Reviewed by David Roberts
Theatre Reviews Limited
There is a remarkable gem playing at the June Havoc Theatre as part of the Midtown International Theatre Festival which needs more audience attention than it received at its first performance. Henriette Rise’s “Trapped” is a provocative, mind-bending play about the importance of not allowing creativity and freedom to be trapped by “structure, normality, society, and authority.”
Some characters like painters Raoul Dufy and Pablo Picasso and his mistress Dora Maar might be easily identifiable as is feminist Claude Cahun. They are cubist representations of themselves and “parts” of each other. It is not important to “identify” who these characters are; rather, it is essential to attempt to understand what they represent.
It is akin to reading T. S. Eliot’s “Wasteland” and not being satisfied unless ever reference is understood: if the reader gets lost in the minutiae of Eliot’s text, the reader will get lost and miss the poem’s major themes. Yes, it is important to understand the use of the camera in “Trapped” is a reference to Claude Cahun’s photographic work; however, the snapping of pictures could just be the characters’ need to capture significant moments in the movements on the play.
What is important in “Trapped” is playwright Henrietta Rise’s unyielding attempt to enable the audience to face its own entrapment in culture’s prisons. Rise’s surreal text, characters, and staging allow the audience to delve into its individual and collective unconscious to ferret out long buried images of freedom of expression and freedom of spirit.
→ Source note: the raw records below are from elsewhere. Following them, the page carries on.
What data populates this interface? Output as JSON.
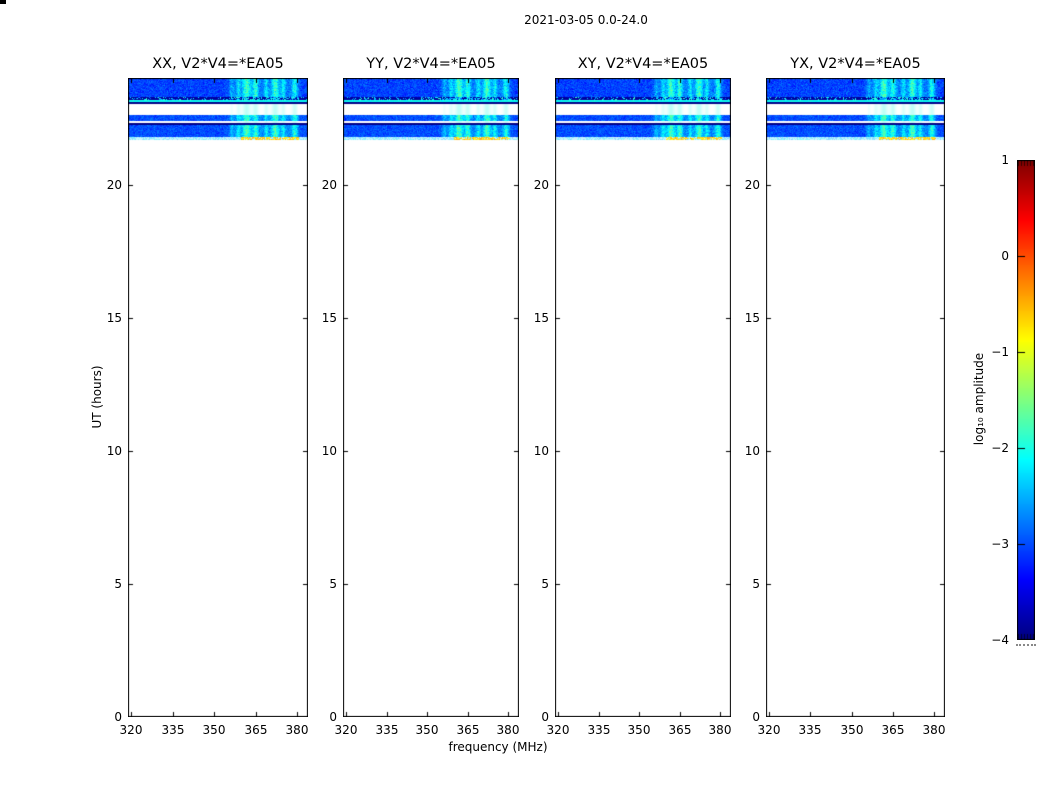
{
  "figure": {
    "title": "2021-03-05 0.0-24.0"
  },
  "panels": [
    {
      "title": "XX, V2*V4=*EA05"
    },
    {
      "title": "YY, V2*V4=*EA05"
    },
    {
      "title": "XY, V2*V4=*EA05"
    },
    {
      "title": "YX, V2*V4=*EA05"
    }
  ],
  "axes": {
    "xlabel": "frequency (MHz)",
    "ylabel": "UT (hours)",
    "x_ticks": [
      320,
      335,
      350,
      365,
      380
    ],
    "x_tick_labels": [
      "320",
      "335",
      "350",
      "365",
      "380"
    ],
    "y_ticks": [
      0,
      5,
      10,
      15,
      20
    ],
    "y_tick_labels": [
      "0",
      "5",
      "10",
      "15",
      "20"
    ],
    "x_range": [
      318.8,
      384.0
    ],
    "y_range": [
      0,
      24
    ]
  },
  "colorbar": {
    "label": "log₁₀ amplitude",
    "ticks": [
      1,
      0,
      -1,
      -2,
      -3,
      -4
    ],
    "tick_labels": [
      "1",
      "0",
      "−1",
      "−2",
      "−3",
      "−4"
    ],
    "range": [
      -4,
      1
    ],
    "colormap": "jet"
  },
  "chart_data": {
    "type": "heatmap",
    "title": "2021-03-05 0.0-24.0",
    "xlabel": "frequency (MHz)",
    "ylabel": "UT (hours)",
    "panels": [
      "XX, V2*V4=*EA05",
      "YY, V2*V4=*EA05",
      "XY, V2*V4=*EA05",
      "YX, V2*V4=*EA05"
    ],
    "x_range_mhz": [
      318.8,
      384.0
    ],
    "y_range_hours": [
      0,
      24
    ],
    "value_scale": "log10 amplitude",
    "value_range": [
      -4,
      1
    ],
    "colormap": "jet",
    "data_ut_extent": [
      21.69,
      24.0
    ],
    "bands": [
      {
        "ut": [
          23.29,
          24.0
        ],
        "kind": "noise",
        "base": -3.05,
        "sigma": 0.33
      },
      {
        "ut": [
          23.19,
          23.29
        ],
        "kind": "dark",
        "base": -3.85,
        "sigma": 0.1,
        "speckle": 0.22
      },
      {
        "ut": [
          23.11,
          23.19
        ],
        "kind": "noise",
        "base": -2.05,
        "sigma": 0.12,
        "rfi": 0
      },
      {
        "ut": [
          23.03,
          23.11
        ],
        "kind": "line",
        "base": -3.95
      },
      {
        "ut": [
          22.61,
          23.03
        ],
        "kind": "gap"
      },
      {
        "ut": [
          22.38,
          22.61
        ],
        "kind": "noise",
        "base": -3.0,
        "sigma": 0.3
      },
      {
        "ut": [
          22.31,
          22.38
        ],
        "kind": "gap"
      },
      {
        "ut": [
          22.23,
          22.31
        ],
        "kind": "line",
        "base": -3.95
      },
      {
        "ut": [
          21.8,
          22.23
        ],
        "kind": "noise",
        "base": -3.0,
        "sigma": 0.3
      },
      {
        "ut": [
          21.69,
          21.79
        ],
        "kind": "sparse",
        "base": -2.5,
        "orange_frac": [
          0.63,
          0.95
        ],
        "orange_value": -0.65
      }
    ],
    "rfi": {
      "frac_range": [
        0.54,
        0.97
      ],
      "broad_boost": 0.3,
      "columns": [
        {
          "c": 0.575,
          "a": 0.35,
          "w": 0.01
        },
        {
          "c": 0.615,
          "a": 0.5,
          "w": 0.012
        },
        {
          "c": 0.66,
          "a": 1.0,
          "w": 0.022
        },
        {
          "c": 0.71,
          "a": 0.85,
          "w": 0.016
        },
        {
          "c": 0.77,
          "a": 0.55,
          "w": 0.012
        },
        {
          "c": 0.82,
          "a": 0.95,
          "w": 0.02
        },
        {
          "c": 0.865,
          "a": 0.6,
          "w": 0.012
        },
        {
          "c": 0.93,
          "a": 0.8,
          "w": 0.016
        }
      ]
    }
  }
}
Achieving true independence from restrictive cultural norms sometimes requires re-creating, revolution, and revision of the past. However, even these extreme measures are sometimes temporary. It seems easier for society to “treat” the problems it creates than to “change the water,” change the nourishing environment of its citizens. Classrooms remain stale and do not allow students to ask rich questions of themselves and one another; financial institutions continue to oppress and impoverish those they are supposed to serve. People are not allowed to love the person they choose to love and homophobia and sexism continue to enslave and destroy the human spirit. Women are in danger of losing control of their own bodies.
Survival requires change and this powerful message of “Trapped” resounds throughout its ninety minute span. Kudos to actors Anne Bisgaard (Hannah), Laila Faris (Dora), Casper Hare (Raoul), Peter Lidegaard (Pablo), and Maria Kjaergaard (Claude) for the courageous and life-affirming work they create on the stage of the June Havoc Theatre. And kudos to playwright and director Henriette Rise who reminds the audience that the horrific things that happen to women happen “to others every day” and that in order to survive each artist (are we not all artists) must create a space to create.